When a live streaming client or server sends video it needs to keep things as real time as possible, and it does this by dropping audio and video packets if the socket's buffer is full (as opposed to waiting for the socket to be available to send again). This occurs when the connection between a client and a server degrades and cannot handle the bandwidth required for the live video (whether temporarily or permanently).

Is there a way to detect this situation in mio and/or tokio?

I'm assuming you're dealing with tcp?

If you try to write/send data to a tcp sock whose send buffer is full, mio will return an error with WouldBlock error code. That's the "signal" that the peer (or network) is unable to handle the current bandwidth. You can then decide how to handle this case, such as dropping data.

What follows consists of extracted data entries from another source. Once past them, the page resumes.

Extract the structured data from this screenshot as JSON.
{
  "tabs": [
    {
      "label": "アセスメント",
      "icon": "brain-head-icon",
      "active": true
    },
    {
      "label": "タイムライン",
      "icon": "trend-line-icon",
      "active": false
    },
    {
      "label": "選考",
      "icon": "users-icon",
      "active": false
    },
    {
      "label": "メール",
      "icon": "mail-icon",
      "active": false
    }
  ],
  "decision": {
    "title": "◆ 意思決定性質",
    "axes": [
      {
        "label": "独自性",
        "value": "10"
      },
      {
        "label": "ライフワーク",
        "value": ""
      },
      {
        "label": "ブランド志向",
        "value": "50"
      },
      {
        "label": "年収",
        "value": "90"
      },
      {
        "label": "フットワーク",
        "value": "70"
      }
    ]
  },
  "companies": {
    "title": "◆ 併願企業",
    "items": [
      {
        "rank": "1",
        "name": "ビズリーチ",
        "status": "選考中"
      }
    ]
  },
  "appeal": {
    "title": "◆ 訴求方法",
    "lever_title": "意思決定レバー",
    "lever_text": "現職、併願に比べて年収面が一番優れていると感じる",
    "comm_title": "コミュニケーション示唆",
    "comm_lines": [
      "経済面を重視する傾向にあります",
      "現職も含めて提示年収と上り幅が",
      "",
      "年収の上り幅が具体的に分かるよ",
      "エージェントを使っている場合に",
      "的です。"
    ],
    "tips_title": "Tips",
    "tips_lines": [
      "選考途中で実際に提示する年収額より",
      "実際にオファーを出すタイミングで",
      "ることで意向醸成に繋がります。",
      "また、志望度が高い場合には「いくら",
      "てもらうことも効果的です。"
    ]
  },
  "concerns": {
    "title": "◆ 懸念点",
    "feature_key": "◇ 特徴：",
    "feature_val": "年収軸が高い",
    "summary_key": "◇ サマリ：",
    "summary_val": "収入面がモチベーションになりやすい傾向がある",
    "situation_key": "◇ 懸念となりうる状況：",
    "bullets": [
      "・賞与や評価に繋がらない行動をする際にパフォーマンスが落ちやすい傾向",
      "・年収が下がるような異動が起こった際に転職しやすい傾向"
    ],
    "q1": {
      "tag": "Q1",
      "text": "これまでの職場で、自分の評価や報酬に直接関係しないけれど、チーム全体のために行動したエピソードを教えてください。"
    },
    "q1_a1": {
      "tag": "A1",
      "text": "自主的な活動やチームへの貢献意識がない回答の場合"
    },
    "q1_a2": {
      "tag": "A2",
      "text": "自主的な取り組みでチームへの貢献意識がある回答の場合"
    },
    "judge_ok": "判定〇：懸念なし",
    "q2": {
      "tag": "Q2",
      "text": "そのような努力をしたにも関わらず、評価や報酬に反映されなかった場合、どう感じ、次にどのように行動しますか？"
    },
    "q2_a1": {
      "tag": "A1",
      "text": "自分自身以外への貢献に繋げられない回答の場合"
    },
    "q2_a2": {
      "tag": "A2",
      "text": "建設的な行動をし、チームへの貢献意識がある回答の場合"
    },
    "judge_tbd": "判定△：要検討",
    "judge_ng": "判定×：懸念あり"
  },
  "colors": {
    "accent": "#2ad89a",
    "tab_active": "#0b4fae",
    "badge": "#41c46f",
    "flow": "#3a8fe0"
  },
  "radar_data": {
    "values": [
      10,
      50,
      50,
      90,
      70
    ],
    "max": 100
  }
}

Tokio I/O builds on top of mio, but provides a futures-based API. You won't see WouldBlock directly, but instead your write operation's future won't resolve until the sock buffer has room again. So there you'd probably want to combine a write with a timeout future, and select the one which resolves first. If the timeout expires, then it's a symptom of the same thing - network and/or client cannot handle the data rate.

Yep TCP, sorry I should have noted that.

Thanks, that sounds like exactly what I need.